I am also grateful to those who have begun and to those who have continued to invest in CFA’s mission and future this past year. Our board members old and new have underscored and advanced our 2012 activities in an economy that has strained most all of us. Chicago artists and studios (that would be you, Jessica Bardsley, Tim Kinsella, Andy Resek, Ellen Castleberry, Josh Abrams, Kent Lambert, CAVE, Monica Jost and the Experimental Sound Studio!) have contributed their talents and skills to create new works of moving image art, utilizing CFA’s films. Our very small team of metadata pros, researchers and programmers completed a very large and well-populated online database…and even well after the last check was written, they shored us up when CFA glitches arose (Thank you, Seth!). Foundations both national and local (hugely grateful to the Richard H. Driehaus Foundation, Art Works Fund and Illinois Arts Council) have allowed us to establish rich and massive goals. Our interns have always made these goals attainable. CFA customers continually seem to “get it” that they contribute to the salvaging and preservation of the Midwest moving image legacy each time they use our services. Thank you to the Morrison-Shearer Foundation and the Chicago Academy of Sciences that invest in the legacies their own collections contain. And CFA’s Collections Manager Anne Wells conducts this all from the front office with grace and composure hard to match.
Thank you.
Nancy
CFA Awarded NEA Grant to Process Ruth Page Dance Collection
The National Endowment for the Arts (NEA) Chairman Rocco Landesman announced today that Chicago Film Archives is one of the 788 not-for-profit national, regional and state organizations nationwide to receive an NEA Art Works grant. These Art Works grants support the creation of art that meets the highest standards of excellence, public engagement with diverse and excellent art, lifelong learning in the arts, and the strengthening of communities through the arts.

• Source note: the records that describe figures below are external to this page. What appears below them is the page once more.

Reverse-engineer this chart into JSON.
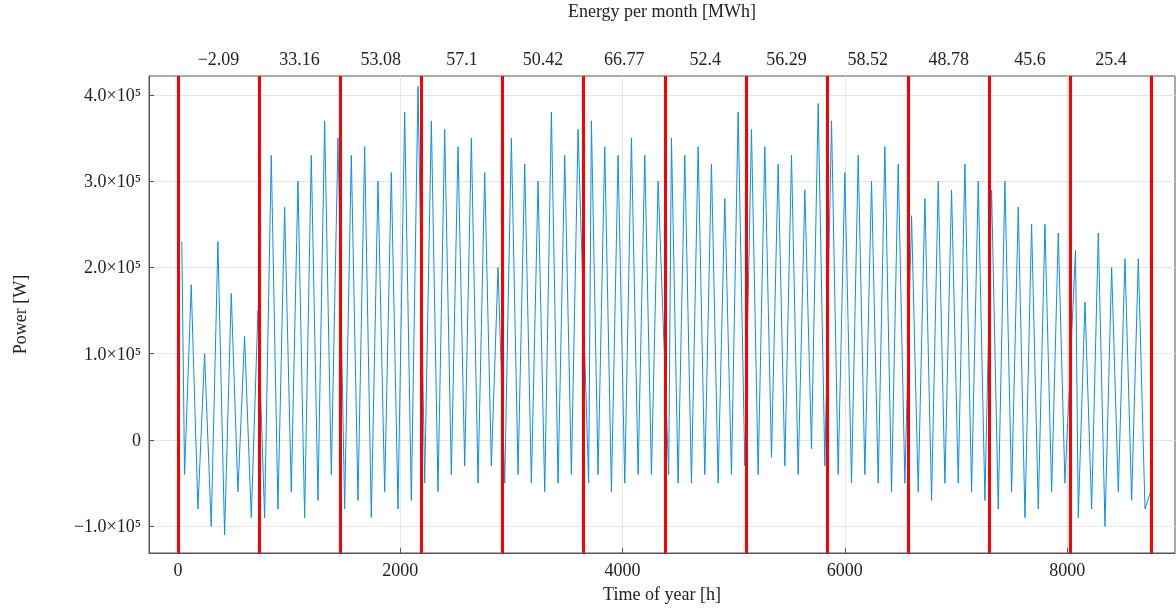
{
  "chart_data": {
    "type": "line",
    "xlabel": "Time of year [h]",
    "ylabel": "Power [W]",
    "x2label": "Energy per month [MWh]",
    "xlim": [
      -260,
      8970
    ],
    "xticks": [
      0,
      2000,
      4000,
      6000,
      8000
    ],
    "ylim": [
      -131000,
      422000
    ],
    "yticks": [
      {
        "value": -100000,
        "label": "−1.0×10⁵"
      },
      0,
      {
        "value": 100000,
        "label": "1.0×10⁵"
      },
      {
        "value": 200000,
        "label": "2.0×10⁵"
      },
      {
        "value": 300000,
        "label": "3.0×10⁵"
      },
      {
        "value": 400000,
        "label": "4.0×10⁵"
      }
    ],
    "annotations": [
      "−2.09",
      "33.16",
      "53.08",
      "57.1",
      "50.42",
      "66.77",
      "52.4",
      "56.29",
      "58.52",
      "48.78",
      "45.6",
      "25.4"
    ],
    "grid": true,
    "marker": "none",
    "ref_lines": [
      {
        "axis": "x",
        "value": 0,
        "color": "#ff0000"
      },
      {
        "axis": "x",
        "value": 730,
        "color": "#ff0000"
      },
      {
        "axis": "x",
        "value": 1460,
        "color": "#ff0000"
      },
      {
        "axis": "x",
        "value": 2190,
        "color": "#ff0000"
      },
      {
        "axis": "x",
        "value": 2920,
        "color": "#ff0000"
      },
      {
        "axis": "x",
        "value": 3650,
        "color": "#ff0000"
      },
      {
        "axis": "x",
        "value": 4380,
        "color": "#ff0000"
      },
      {
        "axis": "x",
        "value": 5110,
        "color": "#ff0000"
      },
      {
        "axis": "x",
        "value": 5840,
        "color": "#ff0000"
      },
      {
        "axis": "x",
        "value": 6570,
        "color": "#ff0000"
      },
      {
        "axis": "x",
        "value": 7300,
        "color": "#ff0000"
      },
      {
        "axis": "x",
        "value": 8030,
        "color": "#ff0000"
      },
      {
        "axis": "x",
        "value": 8760,
        "color": "#ff0000"
      }
    ],
    "series": [
      {
        "color": "#0a8fe8",
        "x": [
          35,
          60,
          120,
          180,
          240,
          300,
          360,
          420,
          480,
          540,
          600,
          660,
          720,
          780,
          840,
          900,
          960,
          1020,
          1080,
          1140,
          1200,
          1260,
          1320,
          1380,
          1440,
          1500,
          1560,
          1620,
          1680,
          1740,
          1800,
          1860,
          1920,
          1980,
          2040,
          2100,
          2160,
          2220,
          2280,
          2340,
          2400,
          2460,
          2520,
          2580,
          2640,
          2700,
          2760,
          2820,
          2880,
          2940,
          3000,
          3060,
          3120,
          3180,
          3240,
          3300,
          3360,
          3420,
          3480,
          3540,
          3600,
          3695,
          3720,
          3780,
          3840,
          3900,
          3960,
          4020,
          4080,
          4140,
          4200,
          4260,
          4320,
          4415,
          4440,
          4500,
          4560,
          4620,
          4680,
          4740,
          4800,
          4860,
          4920,
          4980,
          5040,
          5100,
          5160,
          5220,
          5280,
          5340,
          5400,
          5460,
          5520,
          5580,
          5640,
          5700,
          5760,
          5820,
          5880,
          5940,
          6000,
          6060,
          6120,
          6180,
          6240,
          6300,
          6360,
          6420,
          6480,
          6540,
          6600,
          6660,
          6720,
          6780,
          6840,
          6900,
          6960,
          7020,
          7080,
          7140,
          7200,
          7260,
          7320,
          7380,
          7440,
          7500,
          7560,
          7620,
          7680,
          7740,
          7800,
          7860,
          7920,
          7980,
          8075,
          8100,
          8160,
          8220,
          8280,
          8340,
          8400,
          8460,
          8520,
          8580,
          8640,
          8700,
          8750
        ],
        "values": [
          230000,
          -40000,
          180000,
          -80000,
          100000,
          -100000,
          230000,
          -110000,
          170000,
          -60000,
          120000,
          -90000,
          150000,
          -90000,
          330000,
          -80000,
          270000,
          -60000,
          300000,
          -90000,
          330000,
          -70000,
          370000,
          -40000,
          350000,
          -80000,
          330000,
          -70000,
          340000,
          -90000,
          300000,
          -60000,
          310000,
          -80000,
          380000,
          -70000,
          410000,
          -50000,
          370000,
          -60000,
          360000,
          -40000,
          340000,
          -30000,
          350000,
          -50000,
          310000,
          -30000,
          200000,
          -50000,
          350000,
          -40000,
          320000,
          -50000,
          300000,
          -60000,
          380000,
          -50000,
          330000,
          -40000,
          360000,
          -50000,
          370000,
          -40000,
          340000,
          -60000,
          330000,
          -50000,
          350000,
          -40000,
          330000,
          -40000,
          300000,
          -40000,
          350000,
          -50000,
          330000,
          -50000,
          340000,
          -40000,
          320000,
          -50000,
          280000,
          -40000,
          380000,
          -30000,
          360000,
          -40000,
          340000,
          -20000,
          320000,
          -30000,
          330000,
          -40000,
          290000,
          -10000,
          390000,
          -30000,
          370000,
          -40000,
          310000,
          -50000,
          330000,
          -40000,
          300000,
          -50000,
          340000,
          -60000,
          320000,
          -50000,
          260000,
          -60000,
          280000,
          -70000,
          300000,
          -50000,
          290000,
          -50000,
          320000,
          -60000,
          300000,
          -70000,
          290000,
          -80000,
          300000,
          -60000,
          270000,
          -90000,
          250000,
          -80000,
          250000,
          -60000,
          240000,
          -50000,
          220000,
          -90000,
          160000,
          -80000,
          240000,
          -100000,
          200000,
          -60000,
          210000,
          -70000,
          210000,
          -80000,
          -60000
        ]
      }
    ]
  }
}
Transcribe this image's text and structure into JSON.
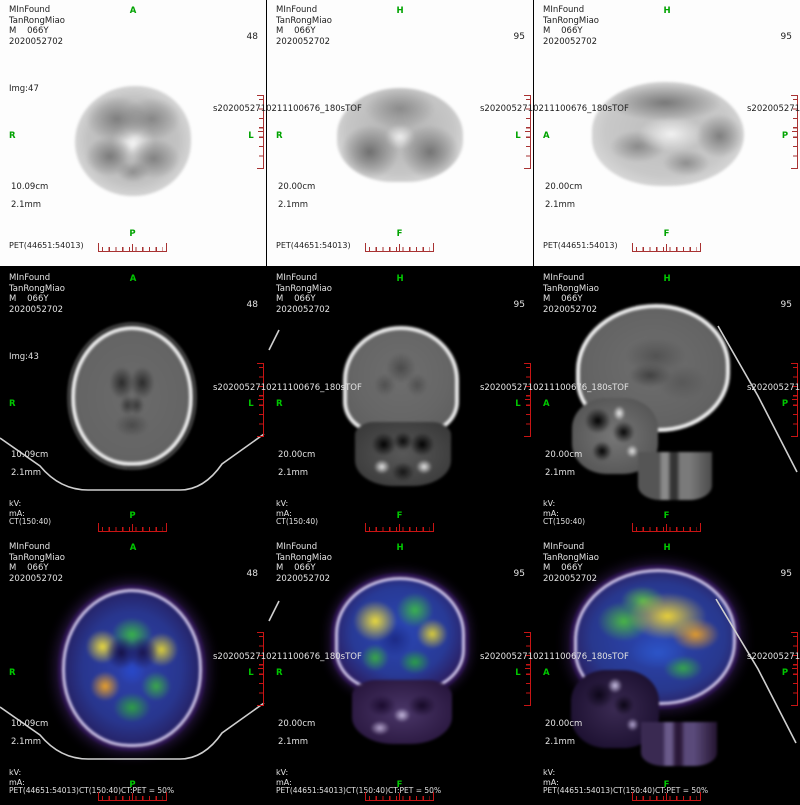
{
  "shared": {
    "vendor": "MInFound",
    "patient_name": "TanRongMiao",
    "patient_info": "M    066Y",
    "study_id": "2020052702",
    "series_id": "s2020052710211100676_180sTOF",
    "kv_label": "kV:",
    "ma_label": "mA:",
    "colors": {
      "marker_green_light_bg": "#00a300",
      "marker_green_dark_bg": "#00c800",
      "ruler_red_light_bg": "#a83232",
      "ruler_red_dark_bg": "#c81414",
      "pet_panel_background": "#fdfdfd",
      "ct_panel_background": "#000000",
      "fused_skull_lavender": "#cec4ea"
    }
  },
  "panels": [
    {
      "scene": "pet-axial",
      "theme": "light",
      "view": "axial",
      "slice": "48",
      "img_label": "Img:47",
      "fov": "10.09cm",
      "thickness": "2.1mm",
      "modality": "PET(44651:54013)",
      "show_kv": false,
      "orient": {
        "top": "A",
        "left": "R",
        "right": "L",
        "bottom": "P"
      }
    },
    {
      "scene": "pet-coronal",
      "theme": "light",
      "view": "coronal",
      "slice": "95",
      "img_label": null,
      "fov": "20.00cm",
      "thickness": "2.1mm",
      "modality": "PET(44651:54013)",
      "show_kv": false,
      "orient": {
        "top": "H",
        "left": "R",
        "right": "L",
        "bottom": "F"
      }
    },
    {
      "scene": "pet-sagittal",
      "theme": "light",
      "view": "sagittal",
      "slice": "95",
      "img_label": null,
      "fov": "20.00cm",
      "thickness": "2.1mm",
      "modality": "PET(44651:54013)",
      "show_kv": false,
      "orient": {
        "top": "H",
        "left": "A",
        "right": "P",
        "bottom": "F"
      }
    },
    {
      "scene": "ct-axial",
      "theme": "dark",
      "view": "axial",
      "slice": "48",
      "img_label": "Img:43",
      "fov": "10.09cm",
      "thickness": "2.1mm",
      "modality": "CT(150:40)",
      "show_kv": true,
      "orient": {
        "top": "A",
        "left": "R",
        "right": "L",
        "bottom": "P"
      }
    },
    {
      "scene": "ct-coronal",
      "theme": "dark",
      "view": "coronal",
      "slice": "95",
      "img_label": null,
      "fov": "20.00cm",
      "thickness": "2.1mm",
      "modality": "CT(150:40)",
      "show_kv": true,
      "orient": {
        "top": "H",
        "left": "R",
        "right": "L",
        "bottom": "F"
      }
    },
    {
      "scene": "ct-sagittal",
      "theme": "dark",
      "view": "sagittal",
      "slice": "95",
      "img_label": null,
      "fov": "20.00cm",
      "thickness": "2.1mm",
      "modality": "CT(150:40)",
      "show_kv": true,
      "orient": {
        "top": "H",
        "left": "A",
        "right": "P",
        "bottom": "F"
      }
    },
    {
      "scene": "fused-axial",
      "theme": "dark",
      "view": "axial",
      "slice": "48",
      "img_label": null,
      "fov": "10.09cm",
      "thickness": "2.1mm",
      "modality": "PET(44651:54013)CT(150:40)CT:PET = 50%",
      "show_kv": true,
      "orient": {
        "top": "A",
        "left": "R",
        "right": "L",
        "bottom": "P"
      }
    },
    {
      "scene": "fused-coronal",
      "theme": "dark",
      "view": "coronal",
      "slice": "95",
      "img_label": null,
      "fov": "20.00cm",
      "thickness": "2.1mm",
      "modality": "PET(44651:54013)CT(150:40)CT:PET = 50%",
      "show_kv": true,
      "orient": {
        "top": "H",
        "left": "R",
        "right": "L",
        "bottom": "F"
      }
    },
    {
      "scene": "fused-sagittal",
      "theme": "dark",
      "view": "sagittal",
      "slice": "95",
      "img_label": null,
      "fov": "20.00cm",
      "thickness": "2.1mm",
      "modality": "PET(44651:54013)CT(150:40)CT:PET = 50%",
      "show_kv": true,
      "orient": {
        "top": "H",
        "left": "A",
        "right": "P",
        "bottom": "F"
      }
    }
  ]
}
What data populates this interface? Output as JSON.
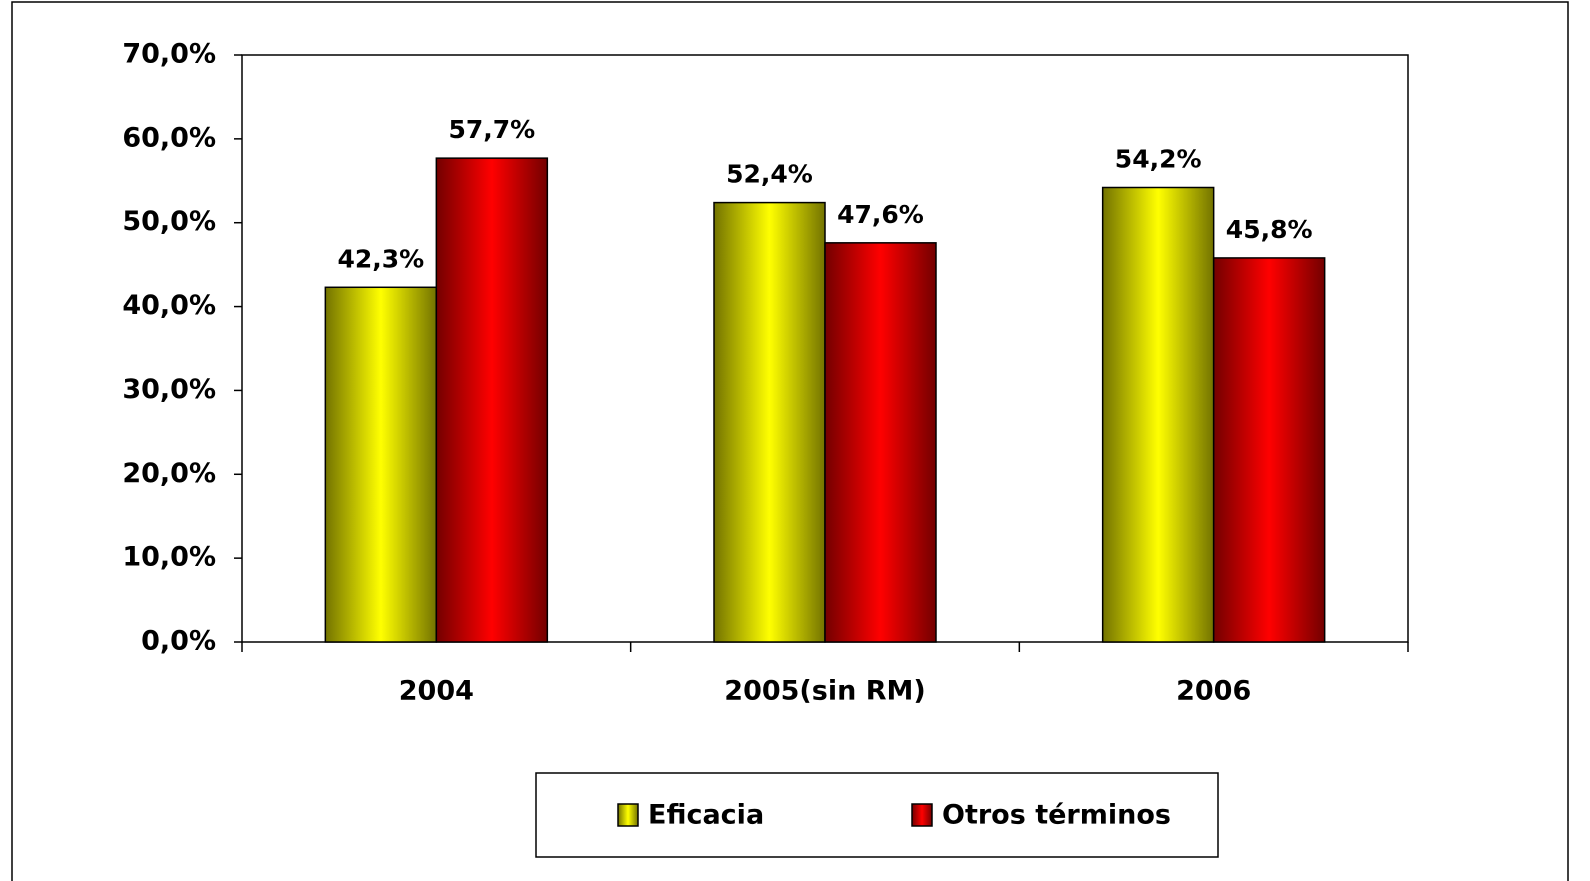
{
  "chart_data": {
    "type": "bar",
    "categories": [
      "2004",
      "2005(sin RM)",
      "2006"
    ],
    "series": [
      {
        "name": "Eficacia",
        "color": "#ffff00",
        "values": [
          42.3,
          52.4,
          54.2
        ],
        "value_labels": [
          "42,3%",
          "52,4%",
          "54,2%"
        ]
      },
      {
        "name": "Otros términos",
        "color": "#ff0000",
        "values": [
          57.7,
          47.6,
          45.8
        ],
        "value_labels": [
          "57,7%",
          "47,6%",
          "45,8%"
        ]
      }
    ],
    "ylim": [
      0,
      70
    ],
    "yticks": [
      {
        "value": 0,
        "label": "0,0%"
      },
      {
        "value": 10,
        "label": "10,0%"
      },
      {
        "value": 20,
        "label": "20,0%"
      },
      {
        "value": 30,
        "label": "30,0%"
      },
      {
        "value": 40,
        "label": "40,0%"
      },
      {
        "value": 50,
        "label": "50,0%"
      },
      {
        "value": 60,
        "label": "60,0%"
      },
      {
        "value": 70,
        "label": "70,0%"
      }
    ],
    "legend": "bottom"
  }
}
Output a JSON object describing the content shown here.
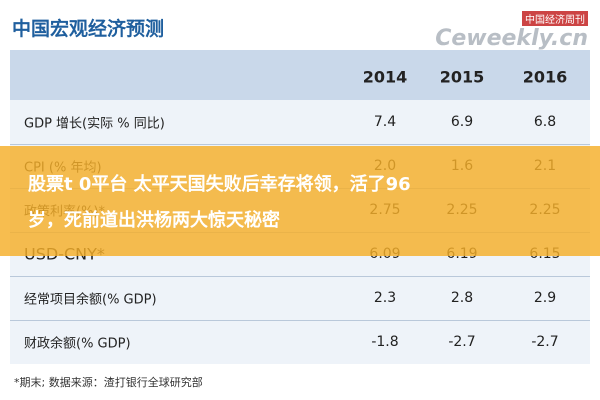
{
  "header": {
    "title": "中国宏观经济预测",
    "watermark_cn": "中国经济周刊",
    "watermark_en": "Ceweekly.cn"
  },
  "table": {
    "columns": [
      "2014",
      "2015",
      "2016"
    ],
    "rows": [
      [
        "GDP 增长(实际 % 同比)",
        "7.4",
        "6.9",
        "6.8"
      ],
      [
        "CPI (% 年均)",
        "2.0",
        "1.6",
        "2.1"
      ],
      [
        "政策利率(%)*",
        "2.75",
        "2.25",
        "2.25"
      ],
      [
        "USD-CNY*",
        "6.09",
        "6.19",
        "6.15"
      ],
      [
        "经常项目余额(% GDP)",
        "2.3",
        "2.8",
        "2.9"
      ],
      [
        "财政余额(% GDP)",
        "-1.8",
        "-2.7",
        "-2.7"
      ]
    ]
  },
  "footnote": "*期末;   数据来源：渣打银行全球研究部",
  "banner": {
    "lines": [
      "股票t 0平台 太平天国失败后幸存将领，活了96",
      "岁，死前道出洪杨两大惊天秘密"
    ]
  }
}
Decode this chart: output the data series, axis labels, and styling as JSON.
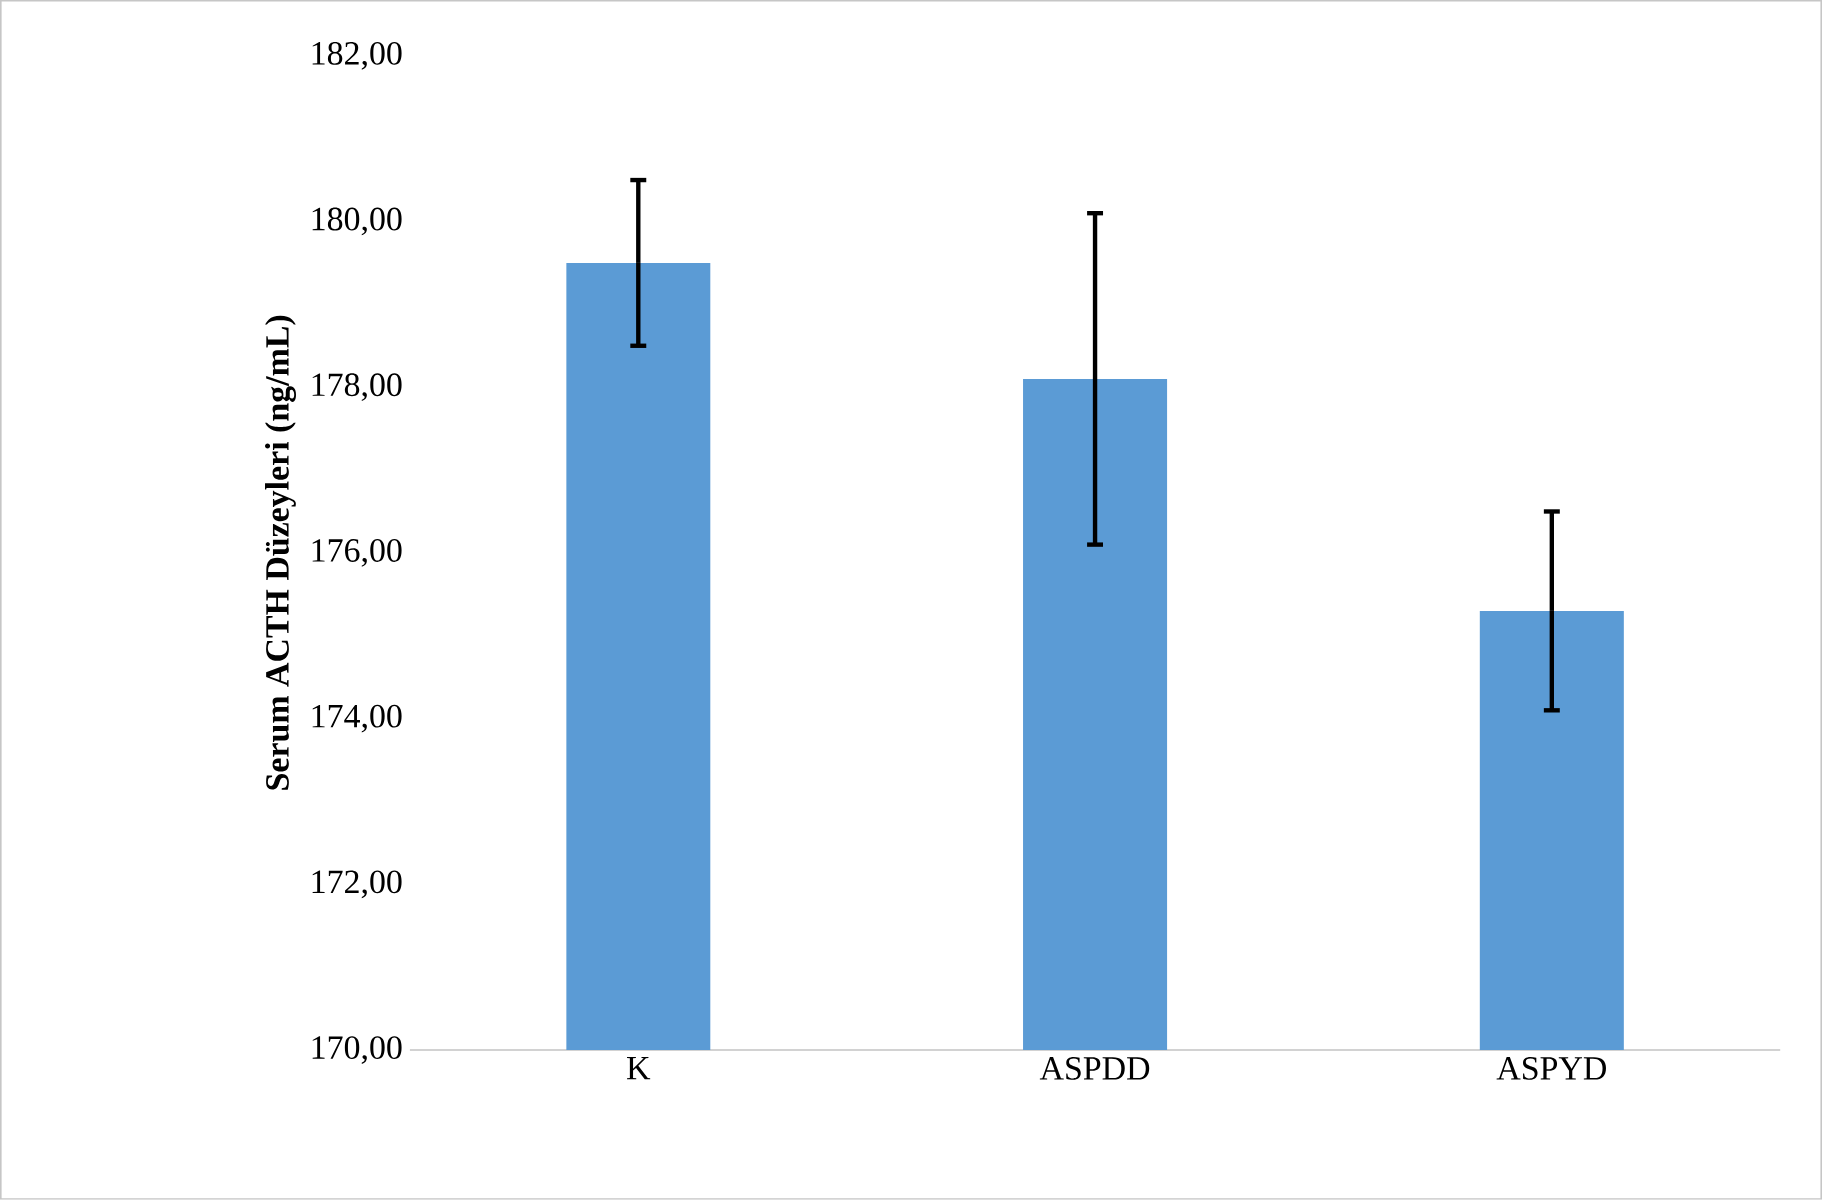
{
  "chart_data": {
    "type": "bar",
    "ylabel": "Serum ACTH Düzeyleri (ng/mL)",
    "categories": [
      "K",
      "ASPDD",
      "ASPYD"
    ],
    "values": [
      179.5,
      178.1,
      175.3
    ],
    "errors": [
      1.0,
      2.0,
      1.2
    ],
    "color": "#5b9bd5",
    "ylim": [
      170,
      182
    ],
    "yticks": [
      {
        "value": 170,
        "label": "170,00"
      },
      {
        "value": 172,
        "label": "172,00"
      },
      {
        "value": 174,
        "label": "174,00"
      },
      {
        "value": 176,
        "label": "176,00"
      },
      {
        "value": 178,
        "label": "178,00"
      },
      {
        "value": 180,
        "label": "180,00"
      },
      {
        "value": 182,
        "label": "182,00"
      }
    ]
  }
}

The NEA received 1,624 eligible applications under the Art Works category for this round of funding. The Chicago Film Archives has been awarded its full request from the NEA and expects to meet the required match this coming year to stabilize the Ruth Page Dance Collection in its entirety.
Illinois’ 7th District Representative Danny Davis remarked,
Ruth Page was an extraordinary pioneer of dance in America. The moving image collection acquired by the Chicago Film Archives is an irreplaceable treasure. The Archives, by preserving and protecting this legacy, are ensuring that this treasure will be available for generations to come. I congratulate the Archives, and all the dedicated people who work there, on winning this grant and applaud their vision and initiative in undertaking this project.
We are ready to get started on this fascinating collection from Chicago’s premiere and iconic twentieth century dance figure. Containing nearly 1,000 items, CFA will stabilize, digitize and catalog this collection over a three-year period. It’s with great honor that as a result of this grant, CFA will soon be able to publicly present the history, accomplishments and artistry of the Chicago dancer and choreographer, Ruth Page. By building upon both the Ruth Page and the Morrison-Shearer Foundation dance collections, CFA can begin to retell Chicago’s history of dance.